Maritime Day in China
Maritime Day is Maritime Day is an observance day in China, but it’s not a public holiday. That means that’s it’s observed but schools, businesses, and government agencies remain open on this day and it’s not a public holiday for the general public.
This holiday is observed annually on June 11th and commemorates the first voyage of Zheng He, a Ming Dynasty navigator who traveled on seven voyages to show just how China was to the rest of the world. Nowadays, the holiday is used to draw attention to the importance of shipping to China’s economy and to advance the country’s maritime interests in Southeast Asia.
The History Of Maritime Day In China
Between 1405 and 1433, Ming China’s Treasure Fleet undertook seven maritime expeditions known as the Ming Treasure Voyages. This campaign resulted in voyages to the islands and coastal territories around the South China Sea and beyond.
In 2005, China created Maritime Day to Celebrate Zheng He’s voyages to not only Southeast Asia but also West Africa decades before Christopher Columbus did. The holiday is used to not only honor China’s participation in the International Maritime Organization. It’s also a holiday that underlines the importance of international trade to China’s economy.

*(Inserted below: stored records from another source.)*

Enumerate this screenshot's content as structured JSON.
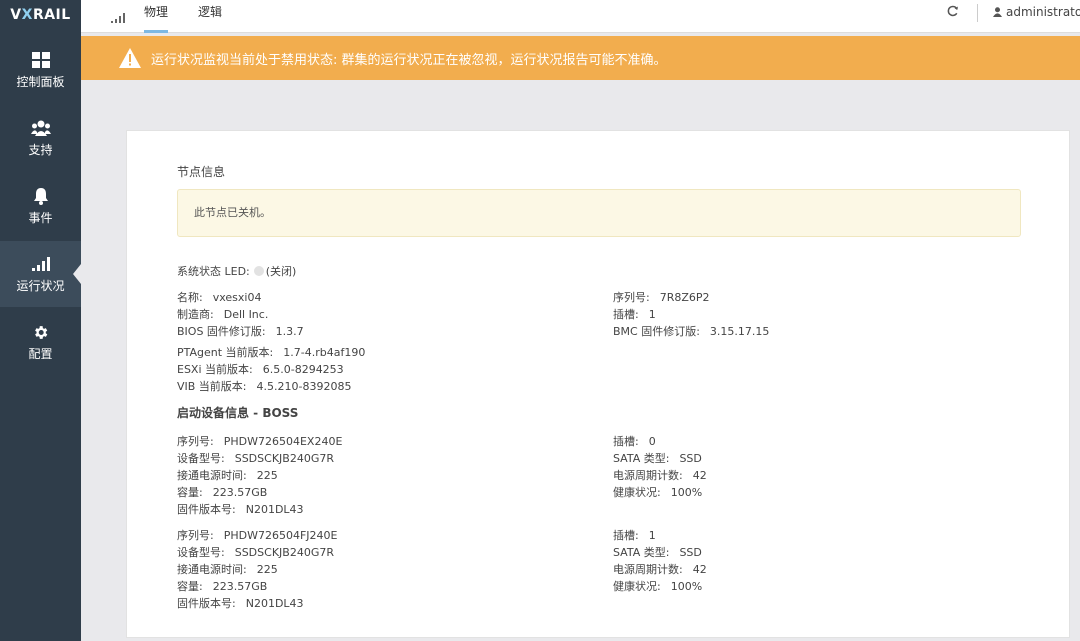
{
  "app": {
    "logo_prefix": "V",
    "logo_x": "X",
    "logo_suffix": "RAIL"
  },
  "sidebar": {
    "items": [
      {
        "label": "控制面板",
        "icon": "dashboard-icon"
      },
      {
        "label": "支持",
        "icon": "users-icon"
      },
      {
        "label": "事件",
        "icon": "bell-icon"
      },
      {
        "label": "运行状况",
        "icon": "signal-icon"
      },
      {
        "label": "配置",
        "icon": "gear-icon"
      }
    ]
  },
  "topbar": {
    "tabs": [
      {
        "label": "物理"
      },
      {
        "label": "逻辑"
      }
    ],
    "user": "administrator"
  },
  "banner": {
    "text": "运行状况监视当前处于禁用状态: 群集的运行状况正在被忽视，运行状况报告可能不准确。"
  },
  "node": {
    "title": "节点信息",
    "notice": "此节点已关机。",
    "led_label": "系统状态 LED:",
    "led_state": "(关闭)",
    "left": [
      {
        "k": "名称:",
        "v": "vxesxi04"
      },
      {
        "k": "制造商:",
        "v": "Dell Inc."
      },
      {
        "k": "BIOS 固件修订版:",
        "v": "1.3.7"
      }
    ],
    "right": [
      {
        "k": "序列号:",
        "v": "7R8Z6P2"
      },
      {
        "k": "插槽:",
        "v": "1"
      },
      {
        "k": "BMC 固件修订版:",
        "v": "3.15.17.15"
      }
    ],
    "versions": [
      {
        "k": "PTAgent 当前版本:",
        "v": "1.7-4.rb4af190"
      },
      {
        "k": "ESXi 当前版本:",
        "v": "6.5.0-8294253"
      },
      {
        "k": "VIB 当前版本:",
        "v": "4.5.210-8392085"
      }
    ]
  },
  "boot": {
    "title": "启动设备信息 - BOSS",
    "devices": [
      {
        "left": [
          {
            "k": "序列号:",
            "v": "PHDW726504EX240E"
          },
          {
            "k": "设备型号:",
            "v": "SSDSCKJB240G7R"
          },
          {
            "k": "接通电源时间:",
            "v": "225"
          },
          {
            "k": "容量:",
            "v": "223.57GB"
          },
          {
            "k": "固件版本号:",
            "v": "N201DL43"
          }
        ],
        "right": [
          {
            "k": "插槽:",
            "v": "0"
          },
          {
            "k": "SATA 类型:",
            "v": "SSD"
          },
          {
            "k": "电源周期计数:",
            "v": "42"
          },
          {
            "k": "健康状况:",
            "v": "100%"
          }
        ]
      },
      {
        "left": [
          {
            "k": "序列号:",
            "v": "PHDW726504FJ240E"
          },
          {
            "k": "设备型号:",
            "v": "SSDSCKJB240G7R"
          },
          {
            "k": "接通电源时间:",
            "v": "225"
          },
          {
            "k": "容量:",
            "v": "223.57GB"
          },
          {
            "k": "固件版本号:",
            "v": "N201DL43"
          }
        ],
        "right": [
          {
            "k": "插槽:",
            "v": "1"
          },
          {
            "k": "SATA 类型:",
            "v": "SSD"
          },
          {
            "k": "电源周期计数:",
            "v": "42"
          },
          {
            "k": "健康状况:",
            "v": "100%"
          }
        ]
      }
    ]
  },
  "colors": {
    "sidebar": "#2f3d4a",
    "banner": "#f2ad4e",
    "notice": "#fcf8e5",
    "tab_underline": "#7eb8e2"
  }
}
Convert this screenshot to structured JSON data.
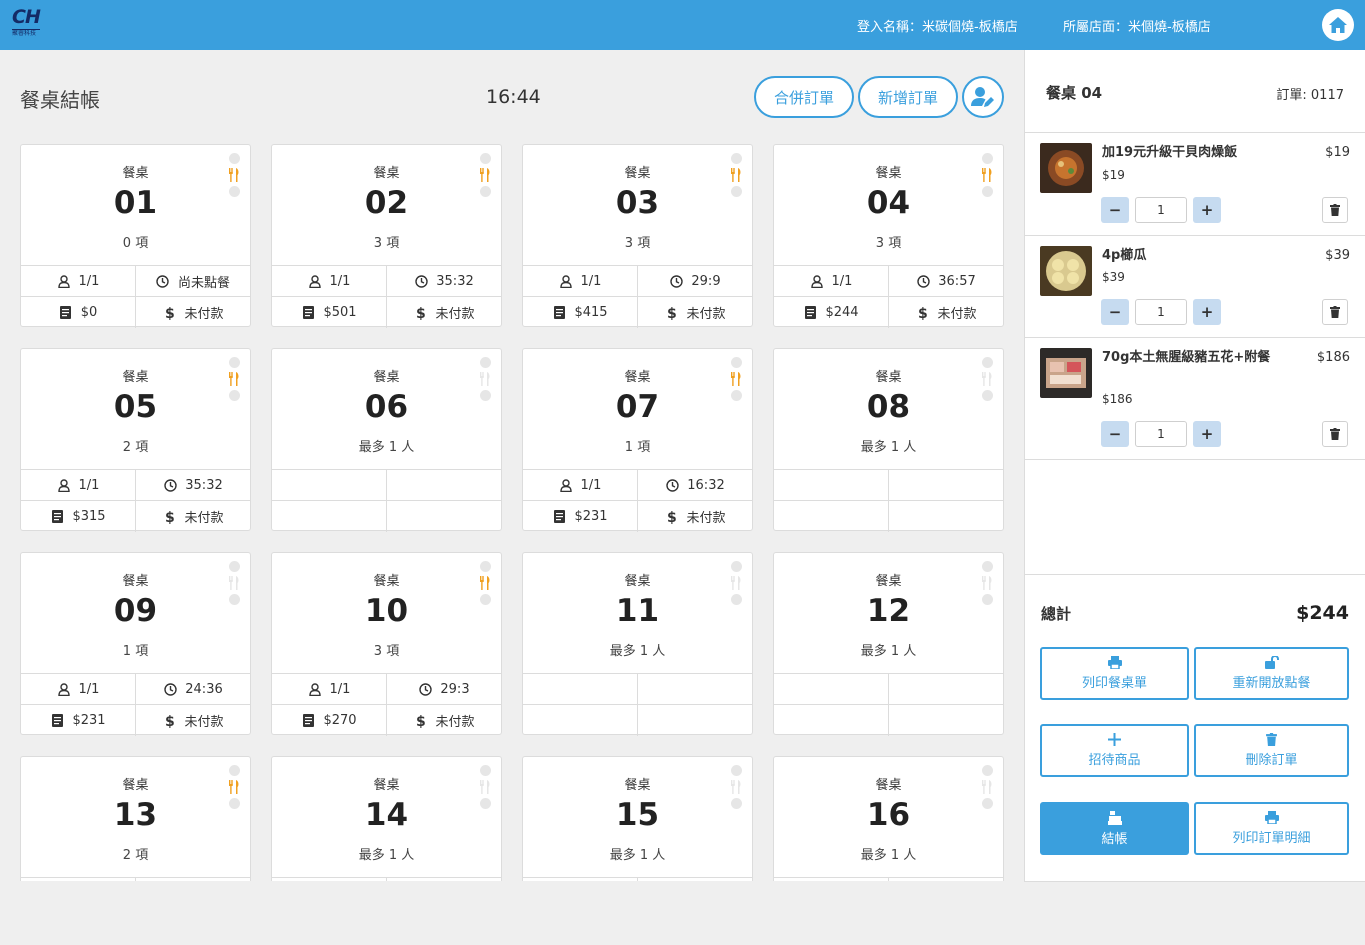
{
  "topbar": {
    "logo_text": "CH",
    "logo_sub": "聚睿科技",
    "user": "登入名稱：米碳個燒-板橋店",
    "store": "所屬店面：米個燒-板橋店"
  },
  "header": {
    "title": "餐桌結帳",
    "time": "16:44",
    "merge_label": "合併訂單",
    "new_label": "新增訂單"
  },
  "tables": [
    {
      "label": "餐桌",
      "number": "01",
      "sub": "0 項",
      "active": true,
      "guests": "1/1",
      "time": "尚未點餐",
      "amount": "$0",
      "pay": "未付款"
    },
    {
      "label": "餐桌",
      "number": "02",
      "sub": "3 項",
      "active": true,
      "guests": "1/1",
      "time": "35:32",
      "amount": "$501",
      "pay": "未付款"
    },
    {
      "label": "餐桌",
      "number": "03",
      "sub": "3 項",
      "active": true,
      "guests": "1/1",
      "time": "29:9",
      "amount": "$415",
      "pay": "未付款"
    },
    {
      "label": "餐桌",
      "number": "04",
      "sub": "3 項",
      "active": true,
      "guests": "1/1",
      "time": "36:57",
      "amount": "$244",
      "pay": "未付款"
    },
    {
      "label": "餐桌",
      "number": "05",
      "sub": "2 項",
      "active": true,
      "guests": "1/1",
      "time": "35:32",
      "amount": "$315",
      "pay": "未付款"
    },
    {
      "label": "餐桌",
      "number": "06",
      "sub": "最多 1 人",
      "active": false,
      "guests": "",
      "time": "",
      "amount": "",
      "pay": ""
    },
    {
      "label": "餐桌",
      "number": "07",
      "sub": "1 項",
      "active": true,
      "guests": "1/1",
      "time": "16:32",
      "amount": "$231",
      "pay": "未付款"
    },
    {
      "label": "餐桌",
      "number": "08",
      "sub": "最多 1 人",
      "active": false,
      "guests": "",
      "time": "",
      "amount": "",
      "pay": ""
    },
    {
      "label": "餐桌",
      "number": "09",
      "sub": "1 項",
      "active": false,
      "guests": "1/1",
      "time": "24:36",
      "amount": "$231",
      "pay": "未付款"
    },
    {
      "label": "餐桌",
      "number": "10",
      "sub": "3 項",
      "active": true,
      "guests": "1/1",
      "time": "29:3",
      "amount": "$270",
      "pay": "未付款"
    },
    {
      "label": "餐桌",
      "number": "11",
      "sub": "最多 1 人",
      "active": false,
      "guests": "",
      "time": "",
      "amount": "",
      "pay": ""
    },
    {
      "label": "餐桌",
      "number": "12",
      "sub": "最多 1 人",
      "active": false,
      "guests": "",
      "time": "",
      "amount": "",
      "pay": ""
    },
    {
      "label": "餐桌",
      "number": "13",
      "sub": "2 項",
      "active": true,
      "guests": "",
      "time": "",
      "amount": "",
      "pay": ""
    },
    {
      "label": "餐桌",
      "number": "14",
      "sub": "最多 1 人",
      "active": false,
      "guests": "",
      "time": "",
      "amount": "",
      "pay": ""
    },
    {
      "label": "餐桌",
      "number": "15",
      "sub": "最多 1 人",
      "active": false,
      "guests": "",
      "time": "",
      "amount": "",
      "pay": ""
    },
    {
      "label": "餐桌",
      "number": "16",
      "sub": "最多 1 人",
      "active": false,
      "guests": "",
      "time": "",
      "amount": "",
      "pay": ""
    }
  ],
  "order": {
    "table": "餐桌 04",
    "order_no": "訂單: 0117",
    "items": [
      {
        "name": "加19元升級干貝肉燥飯",
        "price_right": "$19",
        "price": "$19",
        "qty": "1"
      },
      {
        "name": "4p櫛瓜",
        "price_right": "$39",
        "price": "$39",
        "qty": "1"
      },
      {
        "name": "70g本土無腥級豬五花+附餐",
        "price_right": "$186",
        "price": "$186",
        "qty": "1"
      }
    ],
    "total_label": "總計",
    "total": "$244",
    "actions": {
      "print_table": "列印餐桌單",
      "reopen": "重新開放點餐",
      "comp": "招待商品",
      "delete": "刪除訂單",
      "checkout": "結帳",
      "print_detail": "列印訂單明細"
    }
  },
  "colors": {
    "accent": "#3a9fdd",
    "fork_active": "#f0a020",
    "fork_inactive": "#e6e6e6"
  }
}
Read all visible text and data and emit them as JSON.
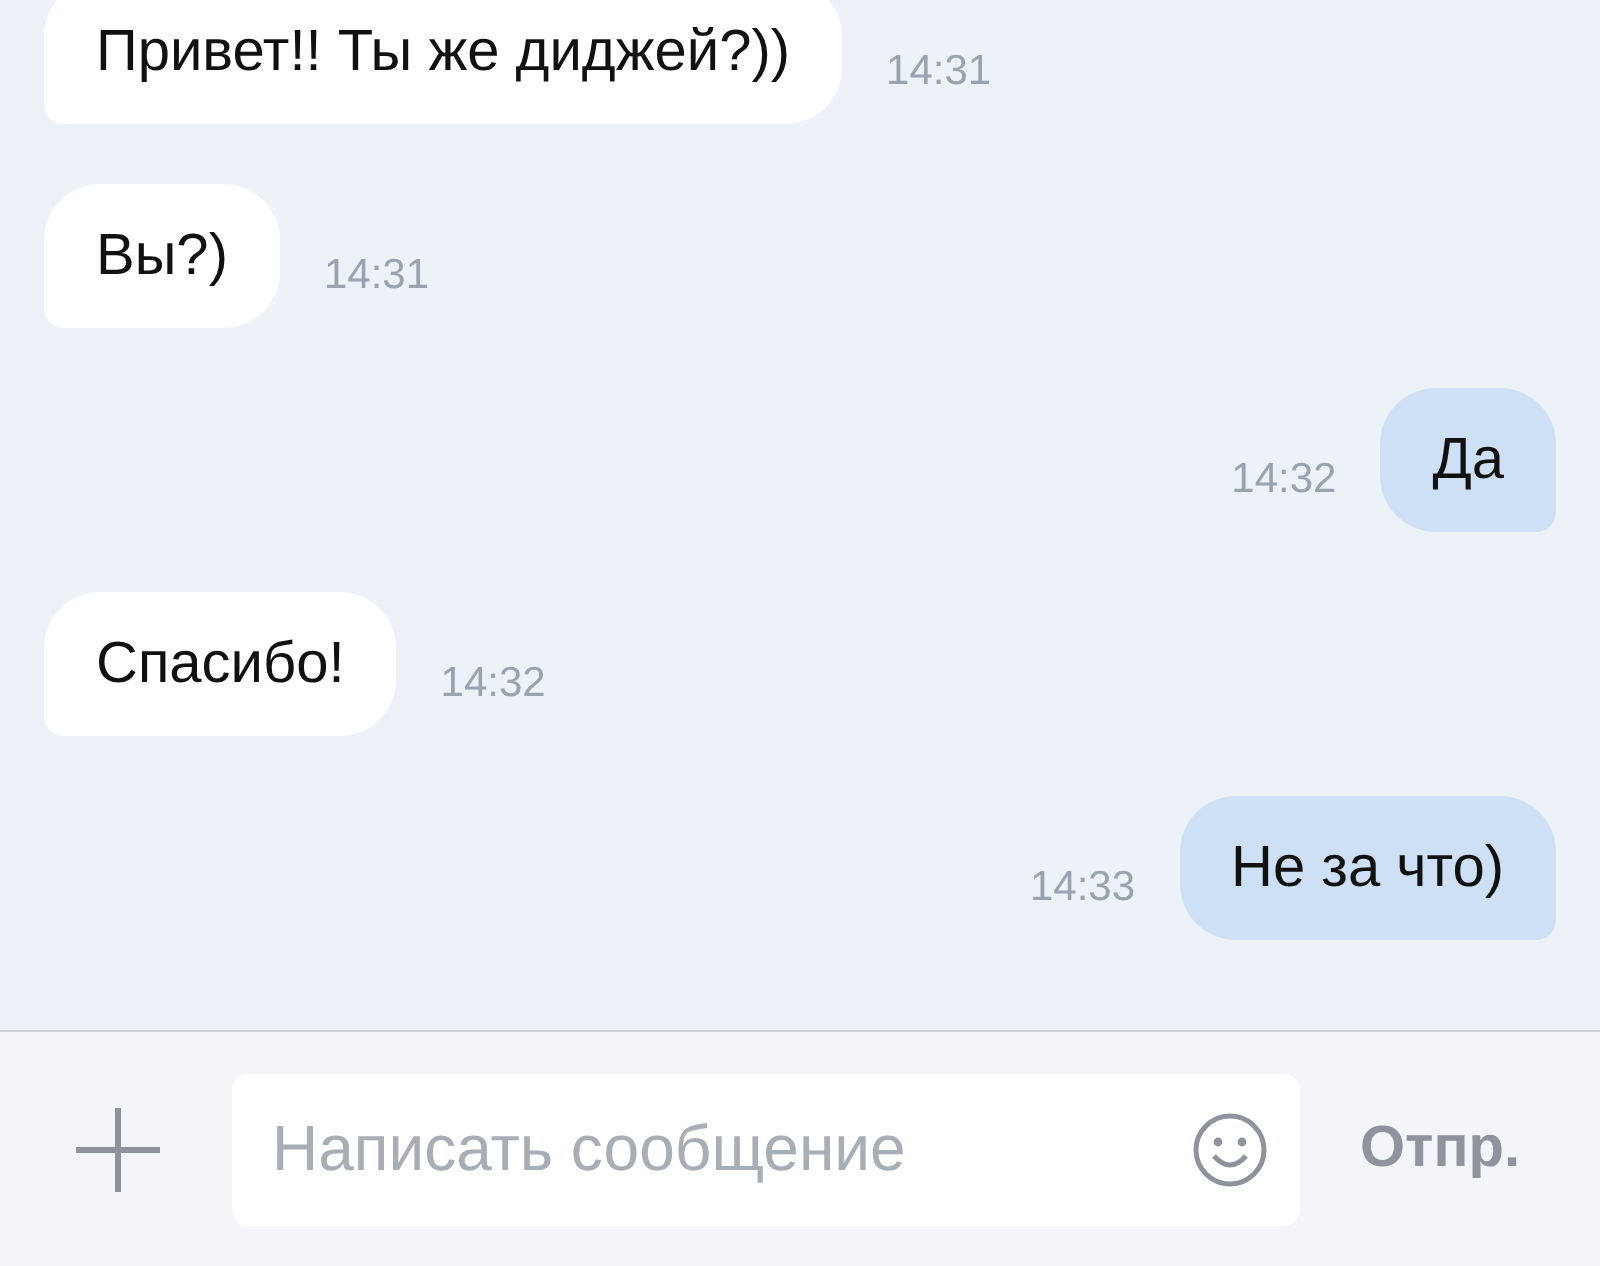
{
  "messages": [
    {
      "kind": "incoming",
      "text": "Привет!! Ты же диджей?))",
      "time": "14:31"
    },
    {
      "kind": "incoming",
      "text": "Вы?)",
      "time": "14:31"
    },
    {
      "kind": "outgoing",
      "text": "Да",
      "time": "14:32"
    },
    {
      "kind": "incoming",
      "text": "Спасибо!",
      "time": "14:32"
    },
    {
      "kind": "outgoing",
      "text": "Не за что)",
      "time": "14:33"
    }
  ],
  "composer": {
    "placeholder": "Написать сообщение",
    "send": "Отпр."
  }
}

Observing Maritime Day In China
Maritime Day is a holiday that isn’t observed outside of China. In fact, it’s also not widely observed within China either. Most of the ceremonies for this holiday are small and occur at specific locations around the country. These are mostly state functions that draw attention to China’s shipping industry and advance China’s efforts in Southeast Asia.
Because this holiday isn’t a public holiday, no one gets the day off and there aren’t any widespread large public events. This holiday is mainly one on paper that’s observed with a few state functions and not much else. Of course, it’s still a rather new holiday so that may change over time.